Assessing the Safety of T Cells Engineered with the Lead mLPA-Specific TCR DN4.99

(57) The inventors are also assessing the safety of the adoptive cell therapy approach with T cells engineered with the lead mLPA-specific TCR DN4.99. The main issue is to rule out possible detrimental on-target off-tumor recognition by the transduced T cells. mLPA is highly enriched in leukemia cells and in primary activated dendritic cells derived from circulating monocytes by culture with GM-CSF and IL-4, whereas it is very low in circulating monocytes and B cells at steady state. In principle, this Ag expression pattern should selectively target the reactivity of T cells engineered with the lead mLPA-specific TCR DN4.99 against the leukemia cells and a selected subset of normal mature DCs.
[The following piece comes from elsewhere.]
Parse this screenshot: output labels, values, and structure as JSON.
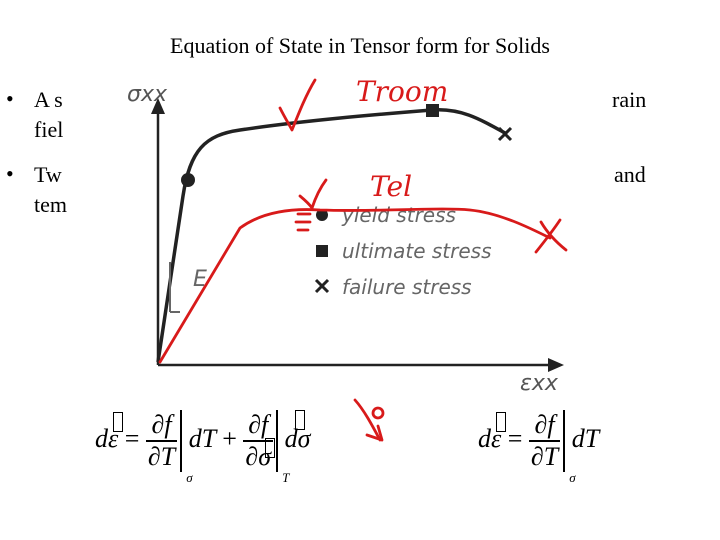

Moreover, CD1c expression is absent in hematopoietic precursors (Lepore, de Lalla et al J Exp Med 2014 Lepore M, de Lalla C, Gundimeda S R, Gsellinger H, Consonni M, Garavaglia C, Sansano S, Piccolo F, Scelfo A, Hiussinger D, Montagna D, Locatelli F, Bonini C, Bondanza A, Forcina A, Li Z, Ni G, Ciceri F, Jen6 P, Xia C, Mori L, Dellabona P, Casorati G, De Libero G. A novel self-lipid antigen targets human T cells against CD1c+ leukemias. J Exp Med. 2014 Jun. 30; 211(7):1363-77), ruling out the recognition of essential cells for the maintenance of normal hematopoiesis. However, as a further measure to assess safety in vitro, the inventors have investigated a possible cross-reactivity of the lead mLPA-specific TCR DN4.99 with common and abundant phospholipids that share structural features with mLPA and may trigger off-tumor T cell recognition. Phosphatidilserine (PS) is a component of all cells and blood platelet membranes, while lysophosphatidylethanolamine (LPE) is a phospholipid found at high concentration in circulation as well as in biological membranes (FIG. 10).
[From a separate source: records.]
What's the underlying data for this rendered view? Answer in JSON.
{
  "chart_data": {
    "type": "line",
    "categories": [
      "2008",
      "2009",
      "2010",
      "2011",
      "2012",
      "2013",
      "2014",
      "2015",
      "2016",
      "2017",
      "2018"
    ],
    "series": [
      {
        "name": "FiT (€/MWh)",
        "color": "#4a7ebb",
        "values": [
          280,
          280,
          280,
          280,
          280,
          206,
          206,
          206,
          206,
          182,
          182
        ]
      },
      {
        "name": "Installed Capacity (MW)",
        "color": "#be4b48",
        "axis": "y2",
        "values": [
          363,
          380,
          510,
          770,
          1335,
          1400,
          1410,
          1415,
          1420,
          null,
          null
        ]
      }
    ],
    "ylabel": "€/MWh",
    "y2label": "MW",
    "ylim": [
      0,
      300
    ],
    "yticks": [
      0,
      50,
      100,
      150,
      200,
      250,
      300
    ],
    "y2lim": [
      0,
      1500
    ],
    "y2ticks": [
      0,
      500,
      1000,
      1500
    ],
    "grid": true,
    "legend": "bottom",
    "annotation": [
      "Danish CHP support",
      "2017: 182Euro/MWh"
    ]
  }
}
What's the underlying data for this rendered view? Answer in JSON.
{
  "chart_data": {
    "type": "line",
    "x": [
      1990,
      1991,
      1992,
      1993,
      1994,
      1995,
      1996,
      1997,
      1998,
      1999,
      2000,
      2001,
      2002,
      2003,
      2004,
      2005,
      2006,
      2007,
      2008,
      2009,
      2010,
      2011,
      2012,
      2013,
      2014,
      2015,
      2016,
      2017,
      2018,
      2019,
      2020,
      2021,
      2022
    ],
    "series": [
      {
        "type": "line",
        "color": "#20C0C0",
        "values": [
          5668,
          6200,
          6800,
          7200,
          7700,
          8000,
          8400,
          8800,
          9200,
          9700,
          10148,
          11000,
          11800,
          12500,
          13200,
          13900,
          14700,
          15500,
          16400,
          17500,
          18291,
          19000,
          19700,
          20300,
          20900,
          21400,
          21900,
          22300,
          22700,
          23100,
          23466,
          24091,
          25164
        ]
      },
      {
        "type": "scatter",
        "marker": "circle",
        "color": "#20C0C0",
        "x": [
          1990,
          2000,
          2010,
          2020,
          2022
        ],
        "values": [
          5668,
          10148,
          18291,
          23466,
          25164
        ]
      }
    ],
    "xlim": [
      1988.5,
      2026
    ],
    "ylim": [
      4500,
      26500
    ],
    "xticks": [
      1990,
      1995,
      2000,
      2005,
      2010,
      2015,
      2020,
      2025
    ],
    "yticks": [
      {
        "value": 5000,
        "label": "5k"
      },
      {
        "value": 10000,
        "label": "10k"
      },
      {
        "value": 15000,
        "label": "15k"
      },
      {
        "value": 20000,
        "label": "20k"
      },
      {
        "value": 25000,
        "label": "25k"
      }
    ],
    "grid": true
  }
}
(58) As shown in FIG. 11, Jurkat 76 cells expressing the mLPA-specific TCRs DN4.99 (A) or TCR DN4.2 (B) did not recognize PS and three different LPE species. By contrast, cells were activated by mLPA, as suggested by the up regulation of CD69 expression on TCR transduced Jurkat 76 cells upon co-culture with lipid-loaded K562-CD1c cells.

(59) This supports the safety of the adoptive cell therapy with T cells engineered with mLPA-specific TCRs, because they will selectively recognize the leukemia-enriched mLPA antigen, and not the other widely distributed and abundant phospholipids with analog structures.

(60) The ability of the TCR transduced T cells to control leukemia cells in NSG mice is also assessed. CD1c-expressing acute leukemia cell lines or primary blasts are transplanted into immunodeficent NSG mice, followed by the transfer of polyclonal allogeneic and, also patient-autologous T cells transduced or not transduced with the mLPA-specific TCRs. To follow leukemia progression in vivo, the inventors have generated THP-1 cells expressing the luciferase with or without CD1c (data not shown). Progression of the primary leukemia is monitored by flowcytometry on blood samples.